С видимым удовольствием засунув сочный кусок в рот, заправила бедняков невнятно добавил:
— Не думай, конечно, что это наш обыденный рацион, но в честь сегодняшнего события можно себя немного побаловать. Приятного аппетита!
Следуя примеру хозяина, к трапезе приступили и остальные. Лишь Пастырь немного помедлил, воздав хвалу Праотцу за чудесный ужин и укорив молодёжь за отсутствие благодарности к Всеобъемлющему.
Мясо таяло во рту. Обильно сдобренное грибным соусом, с гарниром из свежих помидоров и огурцов… о таком ужине Скалозуб не мог даже мечтать.

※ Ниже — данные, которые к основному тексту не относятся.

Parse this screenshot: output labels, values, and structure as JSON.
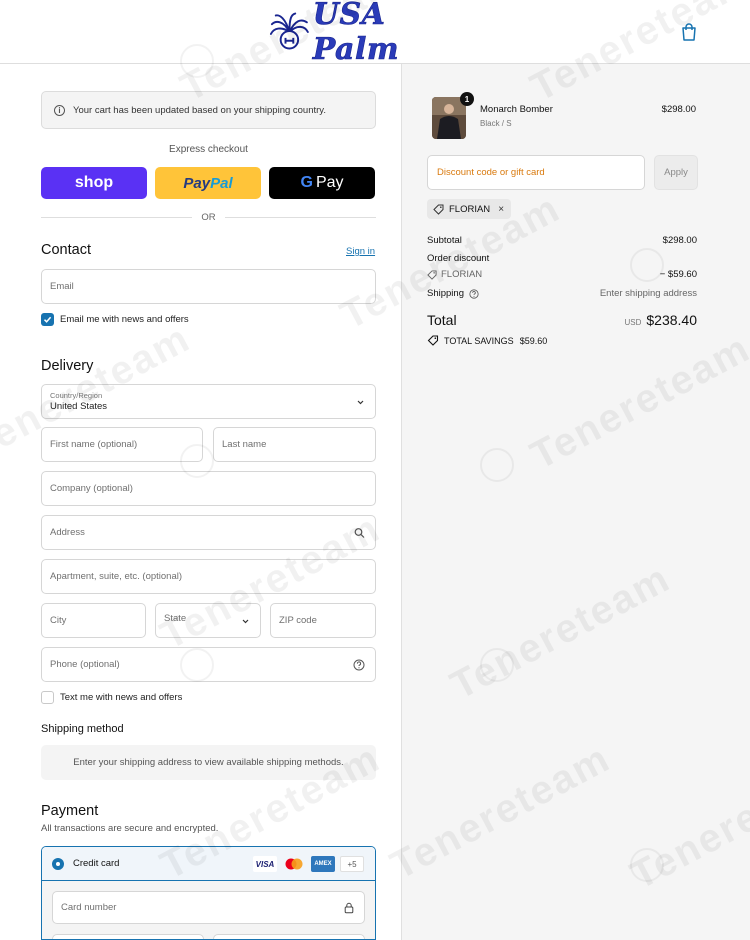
{
  "header": {
    "logo_text": "USA Palm",
    "cart_icon": "shopping-bag-icon"
  },
  "notice": {
    "text": "Your cart has been updated based on your shipping country."
  },
  "express": {
    "label": "Express checkout",
    "shop_label": "shop",
    "paypal_part1": "Pay",
    "paypal_part2": "Pal",
    "gpay_g": "G",
    "gpay_label": "Pay",
    "or_label": "OR"
  },
  "contact": {
    "title": "Contact",
    "sign_in": "Sign in",
    "email_placeholder": "Email",
    "newsletter_label": "Email me with news and offers",
    "newsletter_checked": true
  },
  "delivery": {
    "title": "Delivery",
    "country_label": "Country/Region",
    "country_value": "United States",
    "first_name_placeholder": "First name (optional)",
    "last_name_placeholder": "Last name",
    "company_placeholder": "Company (optional)",
    "address_placeholder": "Address",
    "apartment_placeholder": "Apartment, suite, etc. (optional)",
    "city_placeholder": "City",
    "state_placeholder": "State",
    "zip_placeholder": "ZIP code",
    "phone_placeholder": "Phone (optional)",
    "sms_label": "Text me with news and offers",
    "sms_checked": false
  },
  "shipping_method": {
    "title": "Shipping method",
    "message": "Enter your shipping address to view available shipping methods."
  },
  "payment": {
    "title": "Payment",
    "subtitle": "All transactions are secure and encrypted.",
    "method_label": "Credit card",
    "card_brands": [
      "VISA",
      "AMEX"
    ],
    "more_cards": "+5",
    "card_number_placeholder": "Card number"
  },
  "summary": {
    "product": {
      "name": "Monarch Bomber",
      "variant": "Black / S",
      "price": "$298.00",
      "quantity": "1"
    },
    "discount_placeholder": "Discount code or gift card",
    "apply_label": "Apply",
    "applied_code": "FLORIAN",
    "remove_symbol": "×",
    "subtotal_label": "Subtotal",
    "subtotal_value": "$298.00",
    "order_discount_label": "Order discount",
    "discount_code_line": "FLORIAN",
    "discount_value": "− $59.60",
    "shipping_label": "Shipping",
    "shipping_value": "Enter shipping address",
    "total_label": "Total",
    "currency": "USD",
    "total_value": "$238.40",
    "savings_label": "TOTAL SAVINGS",
    "savings_value": "$59.60"
  },
  "watermark": "Tenereteam",
  "colors": {
    "accent": "#1773b0",
    "shop_pay": "#5a31f4",
    "paypal": "#ffc439",
    "gpay": "#000000",
    "logo": "#2a3bb8",
    "discount_placeholder": "#d97a0e"
  }
}
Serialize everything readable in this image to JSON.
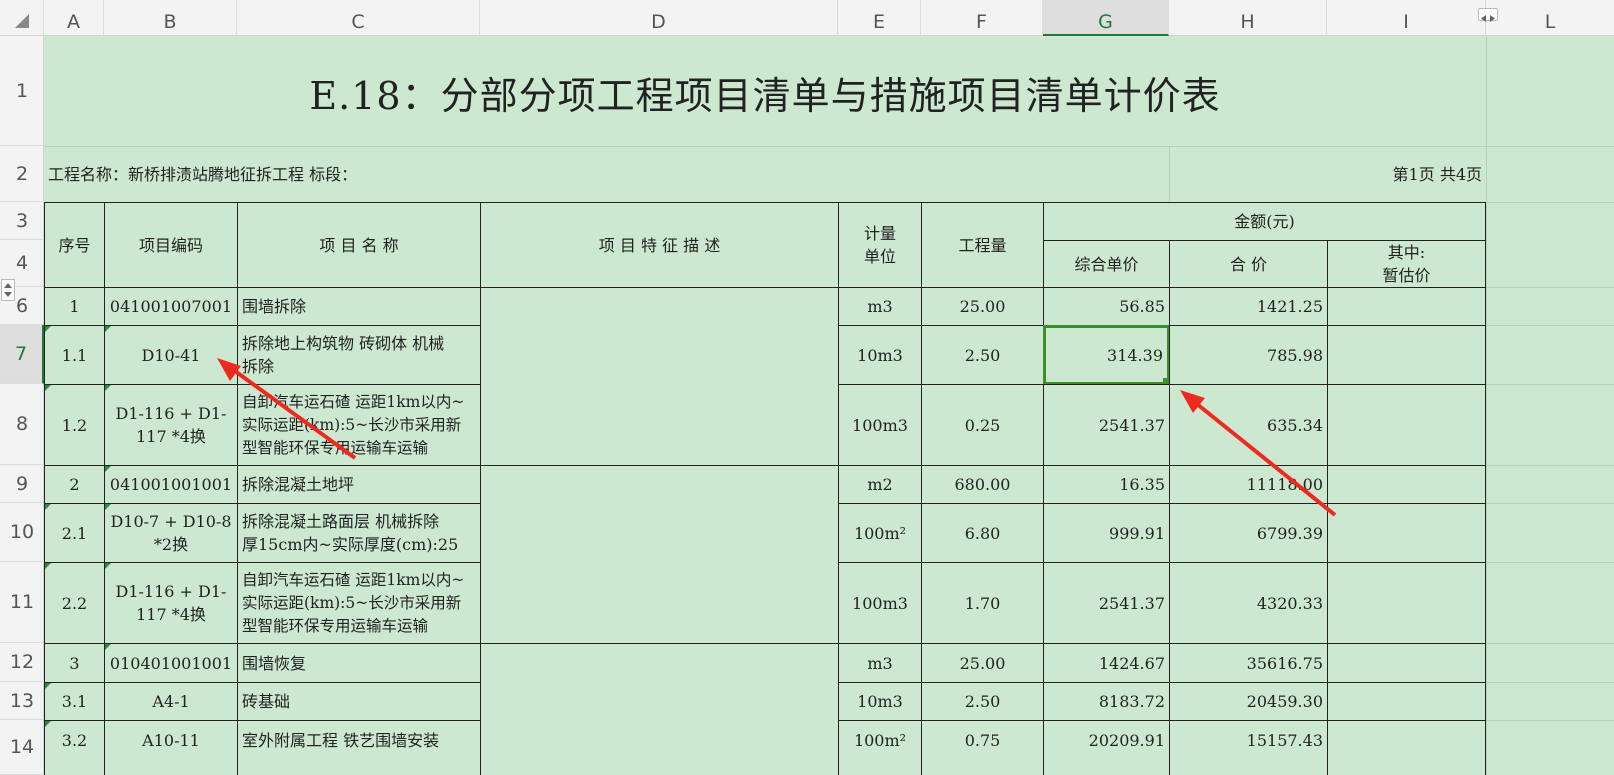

Особенно учитывая, что последние недели всё его питание состояло из жидкой кашицы, да насквозь прогнившей грибокартошины.
— Невероятно! Так вкусно я не ел, наверно, целую вечность! — Скалозуб разве что тарелку не облизал.
Улыбающаяся гномиха принесла Фомлину бутылку водки. Поблагодарив женщину, тот наполнил стопки для всех кроме пророка.
— Дедушка, ты по-прежнему принципиален? Может, всё-таки выпьешь с нами чуток за компанию?
Пастырь поморщился:
— Ты же знаешь, Праотец не одобряет распитие спиртных напитков: «Всё, что опьяняет вас, не должно входить в уста ваши. Каждого, кто дурманящие напитки употребляет, Всеобъемлющий ещё при жизни напоит гноем мерзостным! Ибо пойло отвратное пробуждает всё худшее и низкое в гноме, проявляя скверну и грязь доселе скрываемые».
Фомлин вздохнул и закатил глаза:
— Да-да, гореть всем нам в аду. Безбородый, ты-то, надеюсь, опрокинешь стопку другую?
Скалозуб радостно потянулся за рюмкой в предвкушении обжигающего тепла, растекающегося по всему телу, расслабляющего мышцы, облегчающего душевные переживания…
Жёсткая рука сидевшего рядом Пастыря легла ему на запястье.
— Безбородый пить не будет! Ни сегодня, ни завтра, ни через неделю. Доколе не отрастёт вновь до пояса его борода! — на попытавшегося было протестовать Скалозуба, пророк посмотрел словно на несмышлёного ребёнка. Сухая рука старика с недюжинной силой сжала запястье, заставив гнома поморщиться и оставить попытки дотянуться до уже наполненной стопки. — Ты дал клятву, Безбородый. Во всём слушаться гласа Праотца. Во всём!
Оставалось только сокрушённо вздохнуть, соглашаясь со строгим спасителем.
— Эх, ну и хрен с этими правильными ребятами. За свободу! — четверо гномов чокнулись рюмками, и, выдохнув, влили в себя грибную водку.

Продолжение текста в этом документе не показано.